Combien j'aime à revoir le cristal de ton onde,
Balançant mollement leur image profonde,
Allier, dans un choix digne de ta splendeur,
A l'air doux et serein l'aspect de la grandeur !
C'est là que je venais, au beau temps de l'enfance,
D'un paisible bonheur goûter la jouissance,
Et, conduit au hasard, par l'instinct de mes sens,
Epier les secrets des oiseaus du printemps.
Là, des plus doux rayons du flambeau de la vie,
Je sentis naître en moi la tendre sympathie ;
Et, comme au feu du jour s'épanouit le fleur,
A l'ardeur du plaisir s'épanouit mon coeur.
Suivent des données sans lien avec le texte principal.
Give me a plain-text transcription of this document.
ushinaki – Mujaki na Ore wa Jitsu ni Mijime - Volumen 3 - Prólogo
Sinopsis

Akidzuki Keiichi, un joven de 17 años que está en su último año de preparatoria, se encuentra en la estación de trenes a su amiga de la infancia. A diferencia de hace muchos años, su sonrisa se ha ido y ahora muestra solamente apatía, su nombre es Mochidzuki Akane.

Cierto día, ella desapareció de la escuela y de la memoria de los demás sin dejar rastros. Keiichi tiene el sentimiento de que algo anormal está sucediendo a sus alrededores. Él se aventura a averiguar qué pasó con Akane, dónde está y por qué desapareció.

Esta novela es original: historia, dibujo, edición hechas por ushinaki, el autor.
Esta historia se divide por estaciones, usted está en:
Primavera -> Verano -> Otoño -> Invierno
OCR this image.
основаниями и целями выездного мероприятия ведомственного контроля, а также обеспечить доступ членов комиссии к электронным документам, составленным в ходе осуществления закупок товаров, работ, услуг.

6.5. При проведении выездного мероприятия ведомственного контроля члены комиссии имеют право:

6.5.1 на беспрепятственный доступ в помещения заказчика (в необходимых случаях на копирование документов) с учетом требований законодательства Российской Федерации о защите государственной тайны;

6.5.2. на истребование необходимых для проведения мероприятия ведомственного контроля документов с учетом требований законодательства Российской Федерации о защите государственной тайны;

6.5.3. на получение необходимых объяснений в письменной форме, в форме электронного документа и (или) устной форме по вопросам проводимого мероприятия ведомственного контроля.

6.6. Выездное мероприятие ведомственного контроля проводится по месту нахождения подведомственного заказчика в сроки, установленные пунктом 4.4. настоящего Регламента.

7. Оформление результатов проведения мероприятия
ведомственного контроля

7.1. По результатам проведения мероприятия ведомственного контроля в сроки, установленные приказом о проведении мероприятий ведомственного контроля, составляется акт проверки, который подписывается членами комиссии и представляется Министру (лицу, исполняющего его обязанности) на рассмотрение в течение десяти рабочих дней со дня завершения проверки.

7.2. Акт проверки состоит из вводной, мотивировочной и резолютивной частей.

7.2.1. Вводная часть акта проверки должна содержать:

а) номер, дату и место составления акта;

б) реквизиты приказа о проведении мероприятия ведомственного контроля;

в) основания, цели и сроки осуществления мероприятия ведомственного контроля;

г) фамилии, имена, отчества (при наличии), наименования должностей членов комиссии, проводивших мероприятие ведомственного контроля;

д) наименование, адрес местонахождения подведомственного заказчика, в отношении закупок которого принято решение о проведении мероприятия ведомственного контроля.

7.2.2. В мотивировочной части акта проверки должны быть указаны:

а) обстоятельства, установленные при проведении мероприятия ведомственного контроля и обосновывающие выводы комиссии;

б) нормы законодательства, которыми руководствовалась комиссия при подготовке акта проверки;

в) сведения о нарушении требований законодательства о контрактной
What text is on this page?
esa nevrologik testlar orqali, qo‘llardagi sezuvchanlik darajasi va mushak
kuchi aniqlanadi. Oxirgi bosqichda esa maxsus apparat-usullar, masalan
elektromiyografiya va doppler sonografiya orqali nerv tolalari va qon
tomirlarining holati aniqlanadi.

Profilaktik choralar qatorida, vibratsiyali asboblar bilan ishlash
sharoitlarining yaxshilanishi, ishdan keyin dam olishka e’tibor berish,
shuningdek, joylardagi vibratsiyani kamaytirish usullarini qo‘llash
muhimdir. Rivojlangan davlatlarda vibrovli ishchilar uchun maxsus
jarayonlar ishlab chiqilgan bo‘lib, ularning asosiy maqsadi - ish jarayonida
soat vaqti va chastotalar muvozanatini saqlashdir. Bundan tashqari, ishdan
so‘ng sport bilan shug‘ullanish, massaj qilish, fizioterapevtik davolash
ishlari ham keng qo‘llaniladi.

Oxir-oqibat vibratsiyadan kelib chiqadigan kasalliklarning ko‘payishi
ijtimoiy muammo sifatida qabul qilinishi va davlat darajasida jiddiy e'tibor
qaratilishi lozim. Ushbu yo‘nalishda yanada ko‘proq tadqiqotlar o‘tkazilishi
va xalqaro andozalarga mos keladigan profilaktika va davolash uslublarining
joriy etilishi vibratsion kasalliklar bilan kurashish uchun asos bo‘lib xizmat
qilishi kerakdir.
Alors, comme aujourd'hui, l'aigle rasant la nue,
Dans l'espace infini tournoyant à ma vue,
Balançait, variait son vol en sens divers,
Ou, comme un traait, saoudain fondait du haut des airs.
... Il m'est doux de revoir la cascade plaintive
Jaillir de l'antre obscur qui la tenait captive,
Et venir, libre enfin, te verser ses trésors,
Et jouir avec moi du repos de tes bords.
Ainsi qu'elle, autrefois, dans mon ardeur bouillante,
J'accourais me plonger sous ta vague riante,
Ou, dans un lit d'azur me frayant un chemin,
En luttant mollment, sommeiller sur ton sein.
Les enfants me suivaient, et du haut du rivage,
Contemplaient en tremblant mon hardi badinage ;
Pour moi, quand une vague inondait mes cheveux,
C'était une caresse, un baiser amoureux...
(Le Lac, in "Loisirs de la solitude")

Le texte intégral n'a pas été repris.